Le capitalisme est l’antithèse de la démocratie et doit être renversé, car il ne peut pas fournir ce que Jeff Noonan appelle les "biens de vie universels", à savoir un environnement sain, des soins de santé publics accessibles en fonction des besoins et non de la capacité de payer, et un système éducatif public adéquatement financé, tous des biens sans lesquels il est impossible de vivre pleinement.

Toute remise en cause de l'ascension du populisme de droite doit aborder la nécessité d’une politique qui combine critique et espoir. Il s’agit d’une politique qui suscite les passions populaires pour qu’elles soient plus éclairées, tout en soulignant que la résistance doit être une entreprise collective, dont les luttes doivent s’unir dans leur objectif de refuser l’idée selon laquelle le capitalisme et la démocratie sont synonymes. Martin Luther King Jr. avait raison en affirmant que nous avons besoin d’une politique qui comprenne la totalité du système contre lequel nous luttons, qu'il n’y a pas de lutte sans risque, et que la lutte est un projet collectif enraciné dans une révolution des standards éthiques, du courage civique et du rêve d’un monde où justice et égalité s’unissent.

Les forces dépolitisantes en jeu sous le néolibéralisme ne doivent pas être sous-estimées en termes de contribution à la montée du populisme de droite. L'inégalité croissante, l'aliénation généralisée, le durcissement de la culture, l’effondrement des biens publics et de la culture civique, le démantèlement du contrat social, la criminalisation croissante des problèmes sociaux et l’alphabétisation civique en déclin sont autant de forces qui contribuent à des formes diverses de dépolitisation. Dans de telles circonstances, la baisse de popularité de la démocratie libérale engendre une population qui manque de compréhension sophistiquée sur la façon dont le fascisme néolibéral les infantilise politiquement et mine leur capacité à exercer un jugement critique, des actes concertés d’autodétermination et de résistance collective.

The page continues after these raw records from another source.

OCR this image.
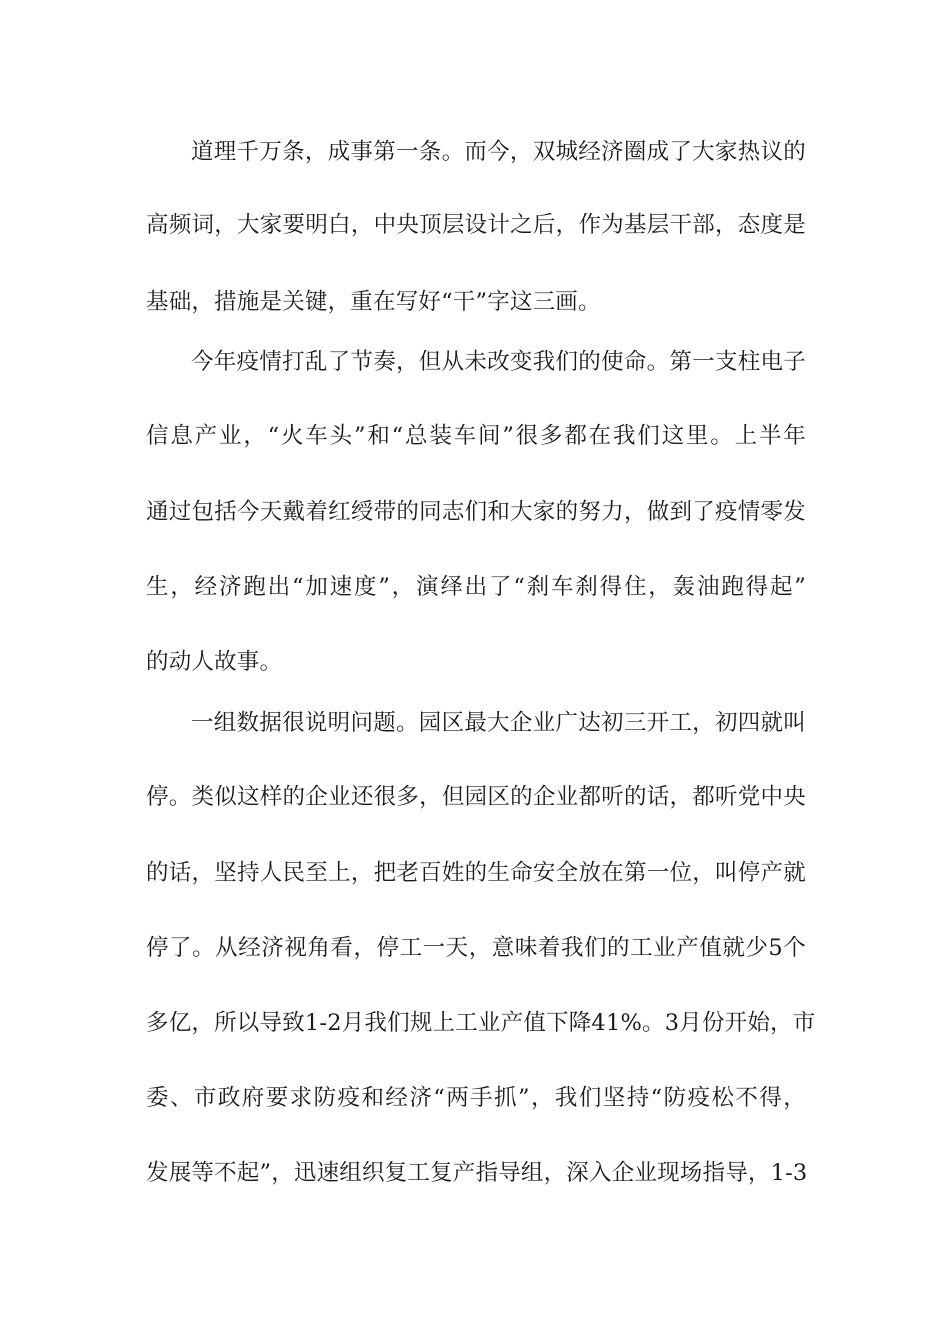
道理千万条，成事第一条。而今，双城经济圈成了大家热议的
高频词，大家要明白，中央顶层设计之后，作为基层干部，态度是
基础，措施是关键，重在写好“干”字这三画。
今年疫情打乱了节奏，但从未改变我们的使命。第一支柱电子
信息产业，“火车头”和“总装车间”很多都在我们这里。上半年
通过包括今天戴着红绶带的同志们和大家的努力，做到了疫情零发
生，经济跑出“加速度”，演绎出了“刹车刹得住，轰油跑得起”
的动人故事。
一组数据很说明问题。园区最大企业广达初三开工，初四就叫
停。类似这样的企业还很多，但园区的企业都听的话，都听党中央
的话，坚持人民至上，把老百姓的生命安全放在第一位，叫停产就
停了。从经济视角看，停工一天，意味着我们的工业产值就少5个
多亿，所以导致1-2月我们规上工业产值下降41%。3月份开始，市
委、市政府要求防疫和经济“两手抓”，我们坚持“防疫松不得，
发展等不起”，迅速组织复工复产指导组，深入企业现场指导，1-3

La lutte pour un monde socialiste démocratique doit rendre visible l'assaut de la droite sur les valeurs fondamentales et les programmes qui sapent la démocratie, la justice sociale et promeuvent la misère et la souffrance généralisées. Elle doit mettre en place des programmes éducatifs progressistes, utiliser les médias alternatifs pour éduquer les gens dans un langage qu’ils comprennent, utiliser les manifestations comme des outils pédagogiques pour éveiller les consciences et rendre l’éducation centrale dans la promotion de politiques qui sapent le capitalisme et donnent sens à ce que pourrait être une société socialiste. Aucun changement dans les dynamiques de pouvoir et idéologiques du capitalisme néolibéral ne pourra avoir lieu si les questions de souveraineté populaire, de lutte des classes et d’égalité économique ne sont pas considérées comme essentielles aux luttes collectives pour la justice économique, politique et sociale.

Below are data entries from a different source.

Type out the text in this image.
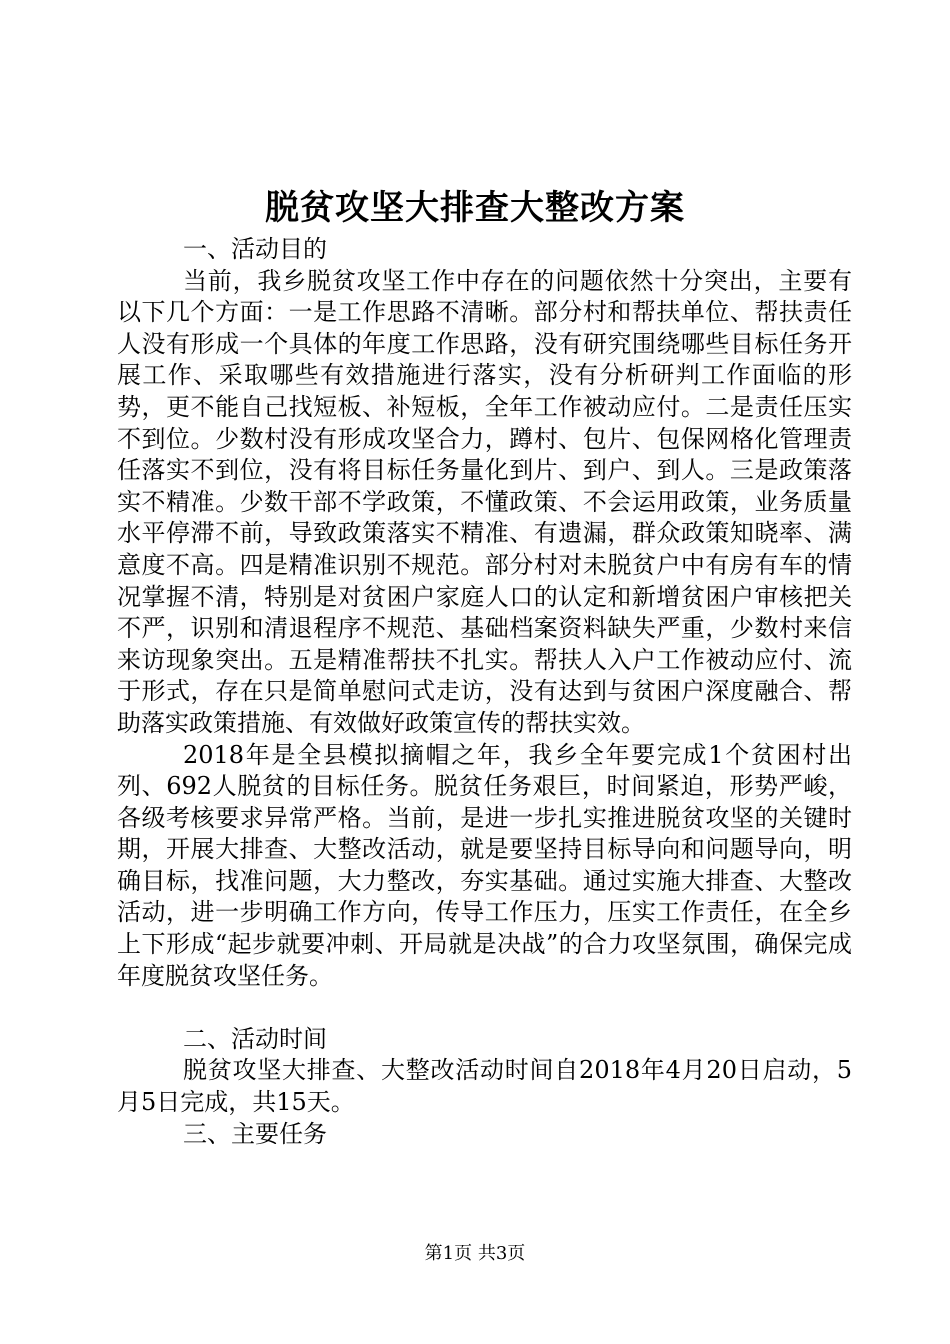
脱贫攻坚大排查大整改方案

一、活动目的

当前，我乡脱贫攻坚工作中存在的问题依然十分突出，主要有以下几个方面：一是工作思路不清晰。部分村和帮扶单位、帮扶责任人没有形成一个具体的年度工作思路，没有研究围绕哪些目标任务开展工作、采取哪些有效措施进行落实，没有分析研判工作面临的形势，更不能自己找短板、补短板，全年工作被动应付。二是责任压实不到位。少数村没有形成攻坚合力，蹲村、包片、包保网格化管理责任落实不到位，没有将目标任务量化到片、到户、到人。三是政策落实不精准。少数干部不学政策，不懂政策、不会运用政策，业务质量水平停滞不前，导致政策落实不精准、有遗漏，群众政策知晓率、满意度不高。四是精准识别不规范。部分村对未脱贫户中有房有车的情况掌握不清，特别是对贫困户家庭人口的认定和新增贫困户审核把关不严，识别和清退程序不规范、基础档案资料缺失严重，少数村来信来访现象突出。五是精准帮扶不扎实。帮扶人入户工作被动应付、流于形式，存在只是简单慰问式走访，没有达到与贫困户深度融合、帮助落实政策措施、有效做好政策宣传的帮扶实效。

2018年是全县模拟摘帽之年，我乡全年要完成1个贫困村出列、692人脱贫的目标任务。脱贫任务艰巨，时间紧迫，形势严峻，各级考核要求异常严格。当前，是进一步扎实推进脱贫攻坚的关键时期，开展大排查、大整改活动，就是要坚持目标导向和问题导向，明确目标，找准问题，大力整改，夯实基础。通过实施大排查、大整改活动，进一步明确工作方向，传导工作压力，压实工作责任，在全乡上下形成“起步就要冲刺、开局就是决战”的合力攻坚氛围，确保完成年度脱贫攻坚任务。

二、活动时间

脱贫攻坚大排查、大整改活动时间自2018年4月20日启动，5月5日完成，共15天。

三、主要任务

第1页 共3页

Ni un populisme réactionnaire, ni un populisme progressiste ne fourniront une stratégie capable de défier la nouvelle formation capitaliste que je qualifie de "fascisme néolibéral". Le populisme tend vers des extrêmes et un style politique pseudo-démocratique qui embrasse un peuple imaginé, des simplifications et des leaders charismatiques et démagogiques. Le fascisme néolibéral doit être combattu avec un nouveau récit et une nouvelle vision de ce qui constitue la politique à une époque où le pouvoir est devenu global et où les promesses des élites libérales établies sont devenues politiquement et éthiquement faillies.

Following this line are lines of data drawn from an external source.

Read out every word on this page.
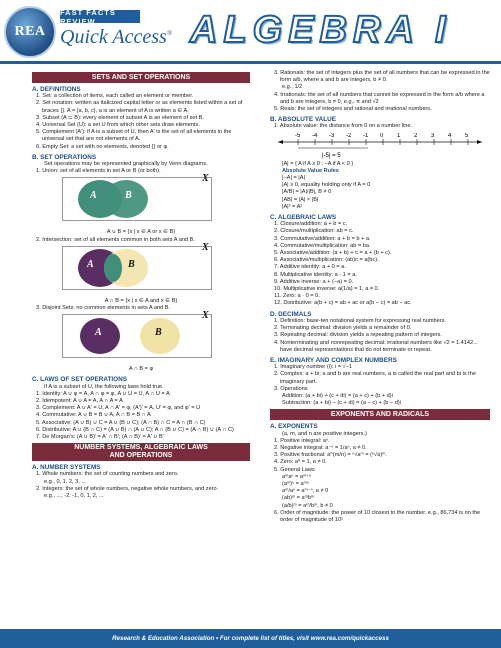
REA
FAST FACTS REVIEW
Quick Access® ALGEBRA I
SETS AND SET OPERATIONS
A. DEFINITIONS
1. Set: a collection of items, each called an element or member.
2. Set notation: written as italicized capital letter or as elements listed within a set of braces {}. A = {a, b, c}, a is an element of A is written a ∈ A.
3. Subset (A ⊂ B): every element of subset A is an element of set B.
4. Universal Set (U): a set U from which other sets draw elements.
5. Complement (A′): if A is a subset of U, then A′ is the set of all elements in the universal set that are not elements of A.
6. Empty Set: a set with no elements, denoted {} or φ.
B. SET OPERATIONS
Set operations may be represented graphically by Venn diagrams.
1. Union: set of all elements in set A or B (or both).
A	B
X
A ∪ B = {x | x ∈ A or x ∈ B}
2. Intersection: set of all elements common in both sets A and B.
A	B
X
A ∩ B = {x | x ∈ A and x ∈ B}
3. Disjoint Sets: no common elements in sets A and B.
A	B
X
A ∩ B = φ
C. LAWS OF SET OPERATIONS
If A is a subset of U, the following laws hold true.
1. Identity: A ∪ φ = A, A ∩ φ = φ, A ∪ U = U, A ∩ U = A
2. Idempotent: A ∪ A = A, A ∩ A = A
3. Complement: A ∪ A′ = U, A ∩ A′ = φ, (A′)′ = A, U′ = φ, and φ′ = U
4. Commutative: A ∪ B = B ∪ A, A ∩ B = B ∩ A
5. Associative: (A ∪ B) ∪ C = A ∪ (B ∪ C); (A ∩ B) ∩ C = A ∩ (B ∩ C)
6. Distributive: A ∪ (B ∩ C) = (A ∪ B) ∩ (A ∪ C); A ∩ (B ∪ C) = (A ∩ B) ∪ (A ∩ C)
7. De Morgan's: (A ∪ B)′ = A′ ∩ B′; (A ∩ B)′ = A′ ∪ B′
NUMBER SYSTEMS, ALGEBRAIC LAWS
AND OPERATIONS
A. NUMBER SYSTEMS
1. Whole numbers: the set of counting numbers and zero.
e.g., 0, 1, 2, 3, ...
2. Integers: the set of whole numbers, negative whole numbers, and zero.
e.g., ..., -2, -1, 0, 1, 2, ...
3. Rationals: the set of integers plus the set of all numbers that can be expressed in the form a/b, where a and b are integers, b ≠ 0.
e.g., 1/2
4. Irrationals: the set of all numbers that cannot be expressed in the form a/b where a and b are integers, b ≠ 0, e.g., π and √2
5. Reals: the set of integers and rational and irrational numbers.
B. ABSOLUTE VALUE
1. Absolute value: the distance from 0 on a number line.
-5 -4 -3 -2 -1 0 1 2 3 4 5
|-5| = 5
|A| = { A if A ≥ 0 ; −A if A < 0 }
Absolute Value Rules
|−A| = |A|
|A| ≥ 0, equality holding only if A = 0
|A/B| = |A|/|B|, B ≠ 0
|AB| = |A| × |B|
|A|² = A²
C. ALGEBRAIC LAWS
1. Closure/addition: a + b = c.
2. Closure/multiplication: ab = c.
3. Commutative/addition: a + b = b + a.
4. Commutative/multiplication: ab = ba.
5. Associative/addition: (a + b) + c = a + (b + c).
6. Associative/multiplication: (ab)c = a(bc).
7. Additive identity: a + 0 = a.
8. Multiplicative identity: a · 1 = a.
9. Additive inverse: a + (−a) = 0.
10. Multiplicative inverse: a(1/a) = 1, a ≠ 0.
11. Zero: a · 0 = 0.
12. Distributive: a(b + c) = ab + ac or a(b − c) = ab − ac.
D. DECIMALS
1. Definition: base-ten notational system for expressing real numbers.
2. Terminating decimal: division yields a remainder of 0.
3. Repeating decimal: division yields a repeating pattern of integers.
4. Nonterminating and nonrepeating decimal: irrational numbers like √2 = 1.4142... have decimal representations that do not terminate or repeat.
E. IMAGINARY AND COMPLEX NUMBERS
1. Imaginary number (i): i = √−1
2. Complex: a + bi; a and b are real numbers, a is called the real part and bi is the imaginary part.
3. Operations
Addition: (a + bi) + (c + di) = (a + c) + (b + d)i
Subtraction: (a + bi) − (c + di) = (a − c) + (b − d)i
EXPONENTS AND RADICALS
A. EXPONENTS
(a, m, and n are positive integers.)
1. Positive integral: aⁿ.
2. Negative integral: a⁻ⁿ = 1/aⁿ, a ≠ 0.
3. Positive fractional: a^(m/n) = ⁿ√aᵐ = (ⁿ√a)ᵐ.
4. Zero: a⁰ = 1, a ≠ 0.
5. General Laws
aᵐaⁿ = aᵐ⁺ⁿ
(aᵐ)ⁿ = aᵐⁿ
aᵐ/aⁿ = aᵐ⁻ⁿ, a ≠ 0
(ab)ᵐ = aᵐbᵐ
(a/b)ᵐ = aᵐ/bᵐ, b ≠ 0
6. Order of magnitude: the power of 10 closest to the number. e.g., 86,734 is on the order of magnitude of 10⁵
Research & Education Association • For complete list of titles, visit www.rea.com/quickaccess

Nancy Fraser a raison lorsqu’elle affirme que nous avons besoin d’un mouvement politique dans lequel "un large éventail d'acteurs sociaux puissent se retrouver" et aborder les "défis de la financiarisation, de la déindustrialisation" et de la "mondialisation des entreprises". Elle a aussi raison d’insister sur le fait que la gauche a besoin d'un nouveau récit politique qui articule clairement "la lutte pour l'émancipation et l'égalité sociale", tout en étant simultanément informé par une vision qui offre un projet revitalisé pour aligner "un mouvement social égalitaire avec une classe ouvrière abandonnée".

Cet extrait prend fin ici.